Tbilisi City Court has sentenced a man to six months in prison for attacking a transgender woman, ruling it a hate crime.
According to the court, a conflict arose ‘because of the gender identity of the injured’.
The perpetrator, who has not been named, pleaded guilty to the charges, which were punishable by a fine, up to 140 hours of community work, or up to a year in prison.
Georgia’s queer community marks National Transgender Day of Remembrance on 10 November, after Sabi Beriani, a 23-year-old transgender woman, was murdered on 10 November 2014. Beriani was stabbed multiple times and her flat was set on fire.
The main suspect in the case was acquitted of premeditated murder by Tbilisi City Court, but later found guilty of setting her flat on fire and of attacking another transgender woman, Bianka Shigurova.

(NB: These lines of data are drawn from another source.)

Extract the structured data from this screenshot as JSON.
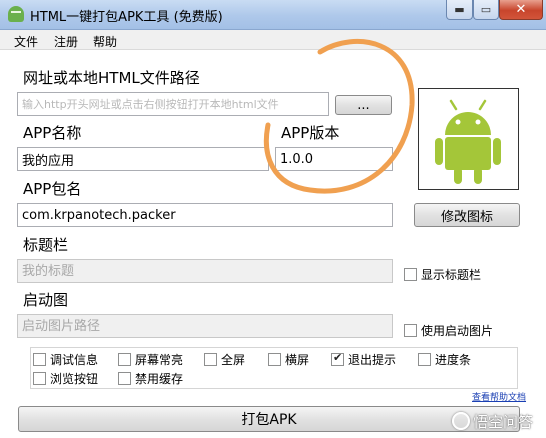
{
  "window": {
    "title": "HTML一键打包APK工具 (免费版)",
    "min_glyph": "▬",
    "max_glyph": "▭",
    "close_glyph": "✕"
  },
  "menu": {
    "file": "文件",
    "register": "注册",
    "help": "帮助"
  },
  "url_section": {
    "label": "网址或本地HTML文件路径",
    "placeholder": "输入http开头网址或点击右侧按钮打开本地html文件",
    "browse_label": "..."
  },
  "app_name": {
    "label": "APP名称",
    "value": "我的应用"
  },
  "app_version": {
    "label": "APP版本",
    "value": "1.0.0"
  },
  "app_package": {
    "label": "APP包名",
    "value": "com.krpanotech.packer"
  },
  "icon": {
    "name": "android-icon",
    "change_label": "修改图标",
    "colors": {
      "android_green": "#a4c639"
    }
  },
  "title_bar_section": {
    "label": "标题栏",
    "placeholder": "我的标题",
    "checkbox_label": "显示标题栏",
    "checked": false
  },
  "splash_section": {
    "label": "启动图",
    "placeholder": "启动图片路径",
    "checkbox_label": "使用启动图片",
    "checked": false
  },
  "options": [
    {
      "label": "调试信息",
      "checked": false
    },
    {
      "label": "屏幕常亮",
      "checked": false
    },
    {
      "label": "全屏",
      "checked": false
    },
    {
      "label": "横屏",
      "checked": false
    },
    {
      "label": "退出提示",
      "checked": true
    },
    {
      "label": "进度条",
      "checked": false
    },
    {
      "label": "浏览按钮",
      "checked": false
    },
    {
      "label": "禁用缓存",
      "checked": false
    }
  ],
  "help_link": "查看帮助文档",
  "pack_button": "打包APK",
  "watermark": "悟空问答",
  "annotation": {
    "color": "#f0a050"
  },
  "colors": {
    "titlebar": "#aec8ea",
    "close_button": "#c8452c",
    "link": "#1a3fb3"
  }
}
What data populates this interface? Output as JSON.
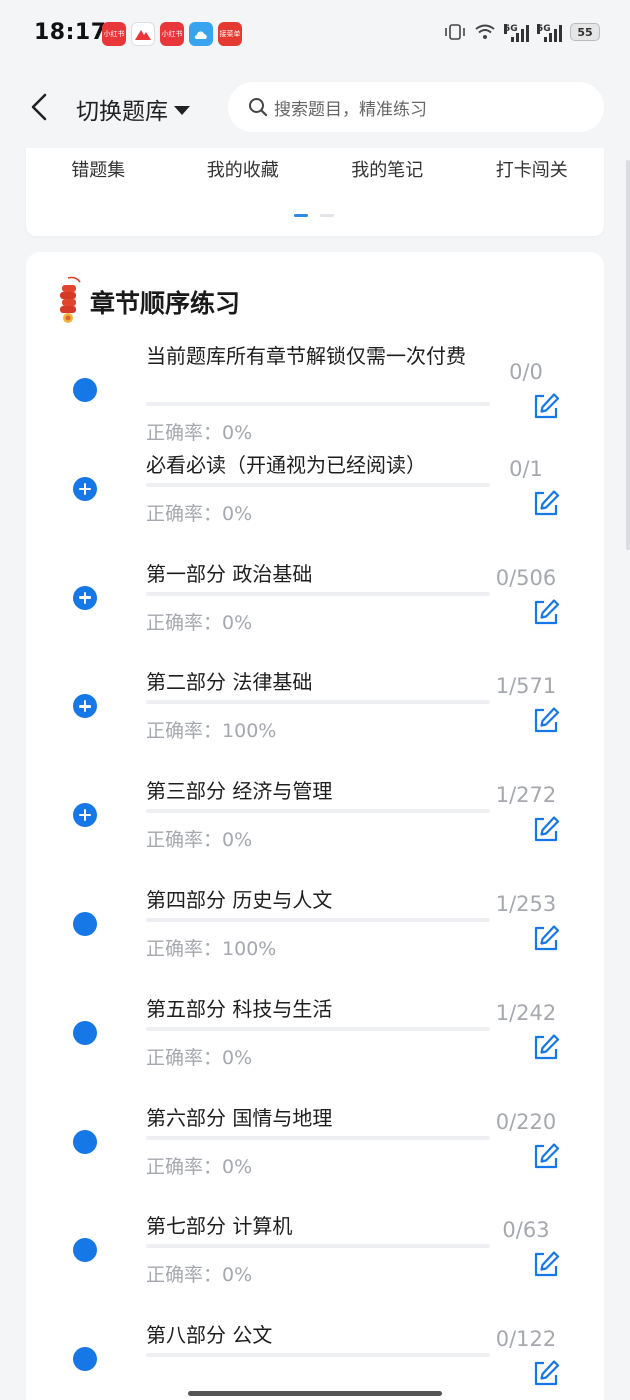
{
  "status_bar": {
    "time": "18:17",
    "apps": [
      "小红书",
      "",
      "小红书",
      "",
      "接菜单"
    ],
    "network_1": "5G",
    "network_2": "5G",
    "battery": "55"
  },
  "header": {
    "bank_switch_label": "切换题库",
    "search_placeholder": "搜索题目，精准练习"
  },
  "quick_links": [
    {
      "label": "错题集"
    },
    {
      "label": "我的收藏"
    },
    {
      "label": "我的笔记"
    },
    {
      "label": "打卡闯关"
    }
  ],
  "pager": {
    "pages": 2,
    "active": 1
  },
  "chapter_section": {
    "title": "章节顺序练习",
    "accuracy_prefix": "正确率：",
    "items": [
      {
        "title": "当前题库所有章节解锁仅需一次付费",
        "accuracy": "0%",
        "count": "0/0",
        "icon": "filled-dot"
      },
      {
        "title": "必看必读（开通视为已经阅读）",
        "accuracy": "0%",
        "count": "0/1",
        "icon": "plus-circle"
      },
      {
        "title": "第一部分 政治基础",
        "accuracy": "0%",
        "count": "0/506",
        "icon": "plus-circle"
      },
      {
        "title": "第二部分 法律基础",
        "accuracy": "100%",
        "count": "1/571",
        "icon": "plus-circle"
      },
      {
        "title": "第三部分 经济与管理",
        "accuracy": "0%",
        "count": "1/272",
        "icon": "plus-circle"
      },
      {
        "title": "第四部分 历史与人文",
        "accuracy": "100%",
        "count": "1/253",
        "icon": "filled-dot"
      },
      {
        "title": "第五部分 科技与生活",
        "accuracy": "0%",
        "count": "1/242",
        "icon": "filled-dot"
      },
      {
        "title": "第六部分 国情与地理",
        "accuracy": "0%",
        "count": "0/220",
        "icon": "filled-dot"
      },
      {
        "title": "第七部分 计算机",
        "accuracy": "0%",
        "count": "0/63",
        "icon": "filled-dot"
      },
      {
        "title": "第八部分 公文",
        "accuracy": "",
        "count": "0/122",
        "icon": "filled-dot"
      }
    ]
  },
  "colors": {
    "accent": "#1677e6",
    "text_muted": "#a5a8ae",
    "background": "#f4f5f7"
  }
}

Shigurova was found dead in her flat in 2016. According to the Prosecutor’s Office, her death was the result of poisoning from a natural gas leak, despite speculation she was also murdered.
Queer rights groups in Georgia have long argued that transgender people are one of the most vulnerable groups in the country.
[Read on OC Media: Queer rights activists mark 17 May in Tbilisi under heavy police presence; Church takes to streets]
There are no official statistics on violence and discrimination based on sexual orientation or gender identity, but rights group the Women’s Initiatives’ Supporting Group (WISG) announced in October 2016 that during that year alone, they recorded at least 20 attacks on transgender and gender nonconforming people in Georgia.